Marvel ma w składzie m.in. Spider-Mana, Hulka, Kapitana Amerykę, Iron Mana i wszystkich X-Menów. Pod sztandarem DC walczą natomiast Batman, Superman, Flash, Wonder Woman i Green Lantern/Zielona Latarnia. W 1996 roku ukazała się nawet czteroodcinkowa seria komiksów „DC vs. Marvel Comics” (numery #2 i #3 pod tytułem „Marvel Comics vs. DC”), w której herosi wzięli się za łby i mieli ostatecznie rozstrzygnąć sprawę pierwszeństwa w świecie superbohaterów. Najważniejsze pojedynki rozstrzygane były na drodze głosowań fanów, a ci chętniej wspierali stajnię Marvela, jednakże koniec końców nie wskazano jednoznacznych zwycięzców.
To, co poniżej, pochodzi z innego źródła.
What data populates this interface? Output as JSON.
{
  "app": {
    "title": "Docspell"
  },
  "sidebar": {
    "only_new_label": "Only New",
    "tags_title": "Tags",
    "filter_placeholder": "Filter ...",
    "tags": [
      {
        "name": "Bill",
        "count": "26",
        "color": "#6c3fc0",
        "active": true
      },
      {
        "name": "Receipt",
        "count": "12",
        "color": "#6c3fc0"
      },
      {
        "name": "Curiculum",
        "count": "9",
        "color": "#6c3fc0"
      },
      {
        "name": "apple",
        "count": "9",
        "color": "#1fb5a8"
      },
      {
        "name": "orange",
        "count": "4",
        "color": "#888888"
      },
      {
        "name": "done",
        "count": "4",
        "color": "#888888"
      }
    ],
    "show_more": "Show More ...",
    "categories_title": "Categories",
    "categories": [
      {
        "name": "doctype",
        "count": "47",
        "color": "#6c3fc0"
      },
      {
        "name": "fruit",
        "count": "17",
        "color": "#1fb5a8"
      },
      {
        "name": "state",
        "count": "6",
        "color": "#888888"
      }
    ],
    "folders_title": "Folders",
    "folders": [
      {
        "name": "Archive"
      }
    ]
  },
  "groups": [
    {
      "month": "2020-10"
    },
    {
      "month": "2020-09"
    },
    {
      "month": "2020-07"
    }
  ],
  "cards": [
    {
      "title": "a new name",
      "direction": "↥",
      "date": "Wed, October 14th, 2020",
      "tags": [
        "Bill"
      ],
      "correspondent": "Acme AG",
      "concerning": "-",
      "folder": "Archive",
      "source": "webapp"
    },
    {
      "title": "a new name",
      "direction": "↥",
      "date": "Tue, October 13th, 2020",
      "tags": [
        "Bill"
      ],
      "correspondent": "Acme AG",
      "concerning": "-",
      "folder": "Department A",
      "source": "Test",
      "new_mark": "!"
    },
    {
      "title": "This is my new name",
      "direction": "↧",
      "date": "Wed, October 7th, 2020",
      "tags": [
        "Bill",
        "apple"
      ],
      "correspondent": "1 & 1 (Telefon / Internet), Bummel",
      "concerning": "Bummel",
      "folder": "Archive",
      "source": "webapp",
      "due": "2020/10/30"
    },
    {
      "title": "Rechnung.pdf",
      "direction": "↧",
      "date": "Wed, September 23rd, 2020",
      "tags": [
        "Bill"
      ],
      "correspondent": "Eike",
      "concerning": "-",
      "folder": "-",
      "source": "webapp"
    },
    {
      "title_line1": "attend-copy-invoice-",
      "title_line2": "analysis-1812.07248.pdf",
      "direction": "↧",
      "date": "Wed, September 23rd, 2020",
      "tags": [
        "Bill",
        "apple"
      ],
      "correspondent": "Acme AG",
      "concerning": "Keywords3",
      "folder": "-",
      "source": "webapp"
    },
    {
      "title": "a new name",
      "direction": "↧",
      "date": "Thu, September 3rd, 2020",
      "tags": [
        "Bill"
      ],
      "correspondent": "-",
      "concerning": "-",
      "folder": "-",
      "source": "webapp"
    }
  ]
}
Wraz z przejęciem DC przez wytwórnię Time Warner i zakupem Marvela przez The Walt Disney Company rywalizacja między komiksowymi herosami przeniosła się na srebrny ekran. Tutaj także prym wiedzie Marvel, którego dominację potwierdził fenomenalny wynik „Avengersów” w światowym box office.
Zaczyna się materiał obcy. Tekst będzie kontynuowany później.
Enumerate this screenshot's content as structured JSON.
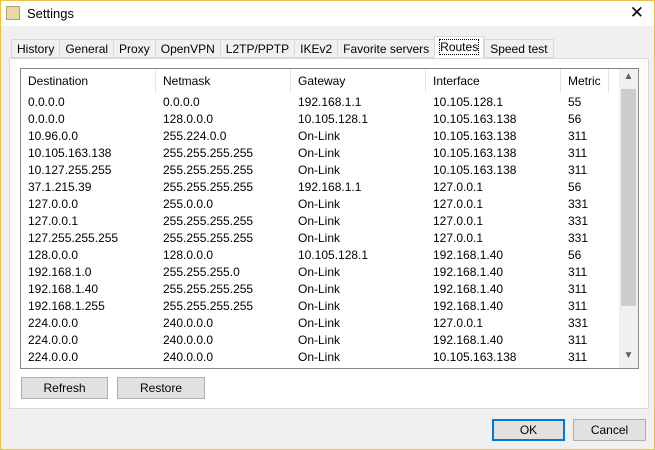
{
  "window": {
    "title": "Settings",
    "close_icon": "close-icon"
  },
  "tabs": [
    "History",
    "General",
    "Proxy",
    "OpenVPN",
    "L2TP/PPTP",
    "IKEv2",
    "Favorite servers",
    "Routes",
    "Speed test"
  ],
  "active_tab": "Routes",
  "table": {
    "columns": [
      "Destination",
      "Netmask",
      "Gateway",
      "Interface",
      "Metric"
    ],
    "rows": [
      [
        "0.0.0.0",
        "0.0.0.0",
        "192.168.1.1",
        "10.105.128.1",
        "55"
      ],
      [
        "0.0.0.0",
        "128.0.0.0",
        "10.105.128.1",
        "10.105.163.138",
        "56"
      ],
      [
        "10.96.0.0",
        "255.224.0.0",
        "On-Link",
        "10.105.163.138",
        "311"
      ],
      [
        "10.105.163.138",
        "255.255.255.255",
        "On-Link",
        "10.105.163.138",
        "311"
      ],
      [
        "10.127.255.255",
        "255.255.255.255",
        "On-Link",
        "10.105.163.138",
        "311"
      ],
      [
        "37.1.215.39",
        "255.255.255.255",
        "192.168.1.1",
        "127.0.0.1",
        "56"
      ],
      [
        "127.0.0.0",
        "255.0.0.0",
        "On-Link",
        "127.0.0.1",
        "331"
      ],
      [
        "127.0.0.1",
        "255.255.255.255",
        "On-Link",
        "127.0.0.1",
        "331"
      ],
      [
        "127.255.255.255",
        "255.255.255.255",
        "On-Link",
        "127.0.0.1",
        "331"
      ],
      [
        "128.0.0.0",
        "128.0.0.0",
        "10.105.128.1",
        "192.168.1.40",
        "56"
      ],
      [
        "192.168.1.0",
        "255.255.255.0",
        "On-Link",
        "192.168.1.40",
        "311"
      ],
      [
        "192.168.1.40",
        "255.255.255.255",
        "On-Link",
        "192.168.1.40",
        "311"
      ],
      [
        "192.168.1.255",
        "255.255.255.255",
        "On-Link",
        "192.168.1.40",
        "311"
      ],
      [
        "224.0.0.0",
        "240.0.0.0",
        "On-Link",
        "127.0.0.1",
        "331"
      ],
      [
        "224.0.0.0",
        "240.0.0.0",
        "On-Link",
        "192.168.1.40",
        "311"
      ],
      [
        "224.0.0.0",
        "240.0.0.0",
        "On-Link",
        "10.105.163.138",
        "311"
      ]
    ]
  },
  "buttons": {
    "refresh": "Refresh",
    "restore": "Restore",
    "ok": "OK",
    "cancel": "Cancel"
  },
  "scrollbar": {
    "up": "^",
    "down": "v"
  }
}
Podobnie jak na kartach komiksów, również w box office’owej rywalizacji herosów Człowiek Nietoperz zmuszony jest walczyć sam. Wprawdzie „Mroczny rycerz” w reżyserii Christophera Nolana przyniósł ponad miliard dolarów wpływów, jednak na tym lista sukcesów DC w obecnym stuleciu się kończy. Totalną klapą była „Kobieta-Kot” z Halle Berry, niewiele lepiej poradził sobie „Green Lantern” (aczkolwiek Warner upiera się przy nakręceniu kontynuacji), rozczarowały również wyniki „Watchmen Strażników” i „Supermana: Powrotu”. W tym samym czasie Marvel zarobił ok. 2,5 miliarda dolarów na trylogii „Spider-Man” w reżyserii Raimiego. Do tego należy dołożyć niemałe wpływy z serii o X-Menach, ogromny sukces obu filmów o Iron Manie, niewiele mniejsze powodzenie ekranizacji przygód boga Thora oraz Kapitana Ameryki, no i oczywiście „Avengers”.
Choć więc DC może poszczycić się najlepszym w historii filmem na podstawie komiksu, za który powszechnie uważa się „Mrocznego rycerza”, to Marvelowi udała się o wiele trudniejsza sztuka – w ciągu kilku ostatnich lat z powodzeniem wprowadził na ekrany kin wielu swoich superbohaterów, wyrabiając im markę poza grupą czytelników historii obrazkowych.